Rarely do beef producers take into account the tides and winds when carting stock to market, but for the Duke Islands Pastoral Company, it's a delicate operation.
Located 25km off the Capricorn Coast in central Queensland, the Duke Islands archipelago consists of Marble Island (1011.7ha), Hunter Island (121.4ha) and Tynemouth Island (202.3ha).
The islands were settled in the first half of the 1900s as a pastoral enterprise.
The late Brisbane stockbroking identity Rex Jones purchased the Duke Islands group in 1968 when it was a sheep station, before subsequently developing it into a cattle property.
Duke Islands is now owned and operated by Rex's children, Lyndal Bayly, Guy Jones and Fiona Winten, with their respective children operating as directors on the Duke Islands Pastoral Company board.
The island currently runs approximately 200 Droughtmaster Brahman-cross cattle.
The facilitation of the cattle shipments, general maintenance of the islands and management of the cattle is handled by current Marble Island managers David and Kerry Barnes.
Mr Barnes described their jobs as very rewarding.
"Walking the cattle over the island ridge, you look out to three portions of ocean, you can see 13 islands and it makes you realise what a nice part of the world it is," Mr Barnes said.
"The owner's family frequently visit Marble Island to escape and re-energise in this private and tranquil reserve."
Deer also inhabit the islands, and Mr Barnes said management of the island was difficult with them roaming free.
"The deer destroy our fences and the salt air erodes the barb wire and render it pretty useless within five years," he said.
"It's a constant battle, but it's not all bad. It's all very achievable, but it just takes planning and versatility."
In recent years, Mr Barnes said cattle have become more of an emphasis for the company.
"We're building up our breeder herd, with a focus of producing good quality offspring for breeding or to sell into the feedlot market," he said.
With several dams on the main island, there isn't a shortage of water.

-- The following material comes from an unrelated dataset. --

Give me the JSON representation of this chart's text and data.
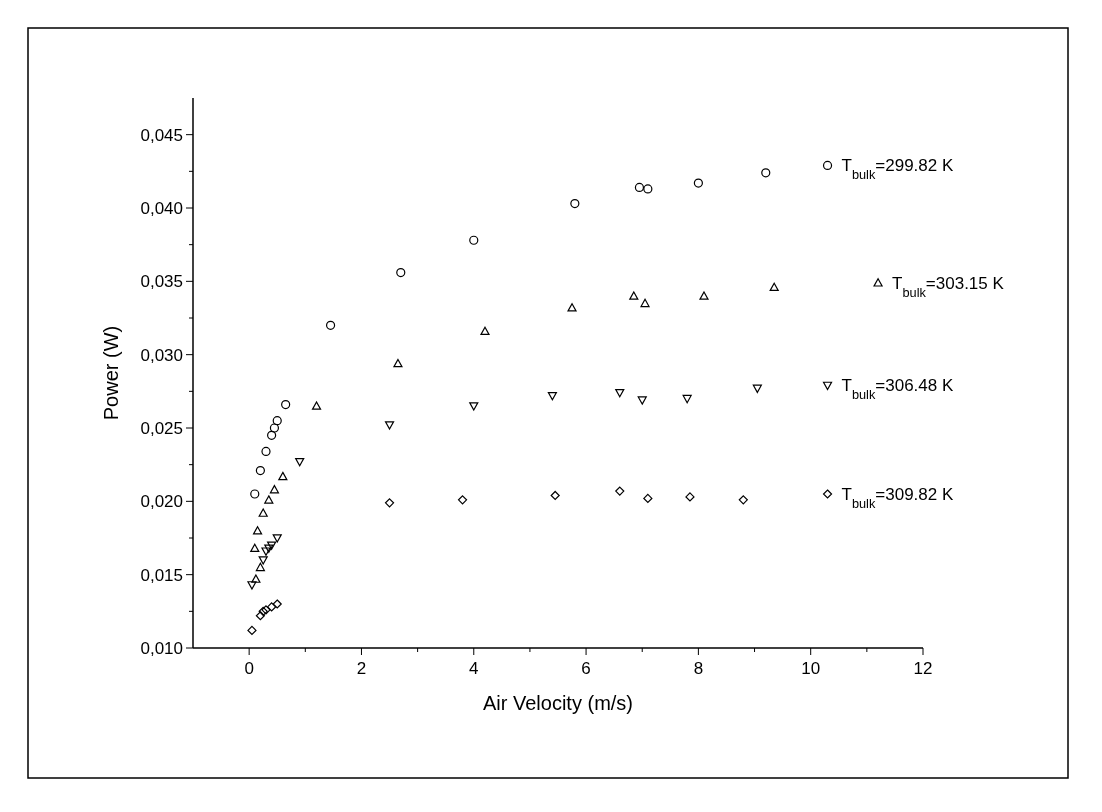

"We've recently equipped an old water bore that use to water cattle 20 years ago but our main source of water is rainwater and one major dam located on the island," Mr Barnes said.
Cattle are transported from the island via a small barge called Jeeves, which allows the export and import of approximately 14 - 16 cattle each shipment, depending on size, across three pens.
Generally, five to six barge loads of cattle are taken off the island, with return trips often bringing new cattle and heifers to the island.
The cattle are transported over to Langham Beach at Stanage Bay, where Rex Jones also purchased a large seaside property to bring cattle over to the mainland for further grazing before selling.
Mr Barnes said these major transportation sessions takes place from Marble Island each year, pending weather conditions.
"With the transport of cattle, we're dictated by the tides," he said.
"We have to have the bigger tides, which aren't there all the time and you have periods through the month where tides are not high enough for us to operate."
Mr Barnes said it required a lot of precision planning.
"The planning takes around two-three days including getting it all set so you can achieve the best possible outcome," he said.
"We muster them down to the beach, where we've set up a portable race and pens, and a loading ramp on the beach," he said.
"We allow them a big curfew before loading them as well.
"Once we leave Marble Island on a high tide, we also try get to Stanage Bay on the same tide."
Cattle are then trucked a further 175km to Rockhampton.
"The barge would be a better ride than the transport they get on the mainland," Mr Barnes said.
Back in May, the company sold Droughtmaster steers and cows at the weekly Gracemere Sale at CQLX.
Their 15 steers averaged 289kg and topped their weight category selling for 640c to return $1854/hd.
Marble island also boasts tourist accommodation, which the company says is a 'unique experience on a private island meets cattle property homestead'.